The question as to the importance of art and advent, I turn to history professor Dr. Bruce Redford. Dr. Redford served as chair of the Department of History of Art & Architecture at Boston University.
Painting the Word
In a three-part advent lecture series entitled PAINTING THE WORD: The Annunciation and Nativity in Western Art, co-sponsored by The Cathedral of Saint John and The Bosque Retreat Center, Dr. Redford discusses the following aspects of art and advent:
- “Fear not, Mary: The Annunciation” focuses on interpretations of Luke’s narrative and its complex blend of acceptance and apprehension.
- “Wrapped in Swaddling Clothes: Nativity I” concentrates on works that emphasize the sublime humanity of the wondrous birth.
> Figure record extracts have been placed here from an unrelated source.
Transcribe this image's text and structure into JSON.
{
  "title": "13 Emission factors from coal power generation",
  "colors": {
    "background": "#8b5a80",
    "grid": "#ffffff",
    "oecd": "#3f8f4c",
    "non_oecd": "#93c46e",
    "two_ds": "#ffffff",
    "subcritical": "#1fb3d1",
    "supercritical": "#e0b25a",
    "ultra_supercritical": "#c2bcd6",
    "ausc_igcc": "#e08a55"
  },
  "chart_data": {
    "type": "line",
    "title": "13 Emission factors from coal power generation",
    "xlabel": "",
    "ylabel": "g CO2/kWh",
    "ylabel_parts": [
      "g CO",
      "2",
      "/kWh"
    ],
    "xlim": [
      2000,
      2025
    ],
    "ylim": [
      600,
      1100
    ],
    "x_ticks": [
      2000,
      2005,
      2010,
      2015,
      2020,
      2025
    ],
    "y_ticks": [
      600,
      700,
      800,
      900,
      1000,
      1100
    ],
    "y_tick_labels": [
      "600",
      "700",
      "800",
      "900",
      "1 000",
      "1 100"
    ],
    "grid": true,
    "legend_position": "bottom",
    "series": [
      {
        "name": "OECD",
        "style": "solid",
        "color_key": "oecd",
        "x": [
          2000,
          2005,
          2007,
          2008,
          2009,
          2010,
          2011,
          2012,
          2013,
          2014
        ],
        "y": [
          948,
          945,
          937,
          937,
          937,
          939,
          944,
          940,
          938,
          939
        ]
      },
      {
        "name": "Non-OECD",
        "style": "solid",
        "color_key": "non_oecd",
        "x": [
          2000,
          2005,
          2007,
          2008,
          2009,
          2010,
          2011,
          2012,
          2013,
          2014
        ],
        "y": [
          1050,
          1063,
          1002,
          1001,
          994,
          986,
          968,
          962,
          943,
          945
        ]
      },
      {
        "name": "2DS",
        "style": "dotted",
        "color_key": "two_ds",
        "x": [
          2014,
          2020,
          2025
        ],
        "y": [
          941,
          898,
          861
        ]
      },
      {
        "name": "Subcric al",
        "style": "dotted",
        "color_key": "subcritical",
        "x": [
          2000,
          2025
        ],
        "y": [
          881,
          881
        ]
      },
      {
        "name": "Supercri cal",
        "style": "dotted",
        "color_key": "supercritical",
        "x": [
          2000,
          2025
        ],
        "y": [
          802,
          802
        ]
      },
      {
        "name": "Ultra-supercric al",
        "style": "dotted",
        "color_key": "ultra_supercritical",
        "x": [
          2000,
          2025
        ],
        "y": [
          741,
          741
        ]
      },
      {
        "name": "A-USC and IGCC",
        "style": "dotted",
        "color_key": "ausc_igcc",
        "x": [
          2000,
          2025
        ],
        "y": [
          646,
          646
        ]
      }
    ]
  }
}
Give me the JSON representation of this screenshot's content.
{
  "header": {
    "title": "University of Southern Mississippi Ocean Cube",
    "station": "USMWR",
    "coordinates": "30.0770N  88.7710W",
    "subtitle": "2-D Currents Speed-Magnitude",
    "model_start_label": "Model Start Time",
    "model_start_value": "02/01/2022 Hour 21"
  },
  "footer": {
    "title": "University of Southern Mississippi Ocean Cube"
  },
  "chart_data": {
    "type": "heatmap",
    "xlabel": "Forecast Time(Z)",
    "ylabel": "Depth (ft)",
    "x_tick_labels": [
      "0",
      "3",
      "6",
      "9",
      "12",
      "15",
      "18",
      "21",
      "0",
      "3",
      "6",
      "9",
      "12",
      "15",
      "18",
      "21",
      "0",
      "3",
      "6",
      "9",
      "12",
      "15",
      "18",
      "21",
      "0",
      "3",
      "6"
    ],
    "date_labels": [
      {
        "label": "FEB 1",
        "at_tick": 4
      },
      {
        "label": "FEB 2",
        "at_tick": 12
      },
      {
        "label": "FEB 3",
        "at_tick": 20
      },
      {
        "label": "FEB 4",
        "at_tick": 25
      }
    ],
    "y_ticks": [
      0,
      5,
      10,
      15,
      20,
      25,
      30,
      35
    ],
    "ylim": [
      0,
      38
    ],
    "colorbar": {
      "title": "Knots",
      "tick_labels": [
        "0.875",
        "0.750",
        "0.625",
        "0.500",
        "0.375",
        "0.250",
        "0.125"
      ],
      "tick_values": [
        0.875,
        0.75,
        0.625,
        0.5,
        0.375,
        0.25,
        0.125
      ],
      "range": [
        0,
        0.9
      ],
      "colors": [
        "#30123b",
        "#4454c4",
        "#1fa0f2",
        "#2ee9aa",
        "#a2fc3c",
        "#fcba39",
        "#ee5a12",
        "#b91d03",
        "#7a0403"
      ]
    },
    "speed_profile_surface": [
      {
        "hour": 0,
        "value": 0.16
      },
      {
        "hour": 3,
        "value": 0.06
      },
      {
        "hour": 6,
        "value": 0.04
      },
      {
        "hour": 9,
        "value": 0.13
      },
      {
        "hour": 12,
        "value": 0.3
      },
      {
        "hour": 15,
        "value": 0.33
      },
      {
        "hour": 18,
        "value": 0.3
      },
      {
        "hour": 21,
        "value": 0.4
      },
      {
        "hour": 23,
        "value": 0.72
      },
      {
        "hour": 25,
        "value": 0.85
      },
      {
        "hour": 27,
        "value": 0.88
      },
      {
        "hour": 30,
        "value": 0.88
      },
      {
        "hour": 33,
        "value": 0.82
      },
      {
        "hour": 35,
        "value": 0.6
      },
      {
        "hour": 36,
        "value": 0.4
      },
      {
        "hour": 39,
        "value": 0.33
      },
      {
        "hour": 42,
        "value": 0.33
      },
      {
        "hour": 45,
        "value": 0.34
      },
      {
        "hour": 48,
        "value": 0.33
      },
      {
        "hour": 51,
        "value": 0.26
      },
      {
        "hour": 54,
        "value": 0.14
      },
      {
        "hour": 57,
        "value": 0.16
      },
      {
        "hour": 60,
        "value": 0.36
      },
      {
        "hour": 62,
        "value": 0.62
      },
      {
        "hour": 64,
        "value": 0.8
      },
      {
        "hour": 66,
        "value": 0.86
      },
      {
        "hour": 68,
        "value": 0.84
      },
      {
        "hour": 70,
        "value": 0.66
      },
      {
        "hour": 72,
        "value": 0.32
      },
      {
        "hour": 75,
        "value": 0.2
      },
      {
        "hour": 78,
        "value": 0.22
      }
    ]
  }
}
- Finally, “A Savior, which is Christ the Lord: Nativity II” looks at those painters who chose to emphasize the manger as the starting point of the road to the Cross.
In lecture two, “Wrapped in Swaddling Clothes: Nativity 1,” Dr. Redford uses sixteen works of art to illustrate how artists represent the birth of Christ. At the end of the lecture Redford concludes, “mystery is made manifest” in the artwork. For Redford, artists are grappling with the ineffable, honing on something indescribable: God in man made visible. And the artistic representation invites immediacy for the viewer to the historical and traditional accounts, providing a means for contemplation, showing human fragility and frailty. Redford reminds us that there is mystery and majesty in the incarnation: a child weeps, feels, and is born, but this child is something more than human. Put another way, God in Christ came to the muck of the earth to show us the majesty of the Lord, allowing humanity to encounter the Word made flesh.
Encountering the Word Made Flesh
Throughout the advent season there are many artistic ways to encounter the Word made flesh, I suggest two.
One is the Advent Project by Biola University. The marvelous Advent Project is an online devotion sponsored by the CCCA. Each day a scriptural reading, poem, devotion, artwork, and music is provided to enhance the devotional experience.
As an example: on December 3rd, I John 4: 9-11 is given, followed by a poem by Pulitzer Prize-winning poet, Tracy K. Smith—Wade in the Waster, finishing with a devotion by Carrie Stockton. Off to the side of the reading is a painting by Emmanauel Garibay, TheOblation, 2008. And in the background, a composition by Sir John Tavener (1944-2013) entitled Funeral Canticle.
In addition to the devotion, there is a “About” link that affords the opportunity to learn more about the artists, writers, musicians, and composers referenced in the devotion. Overall, the project is both a devotional and educational experience. I highly recommend it to all interested in the integration of art and faith.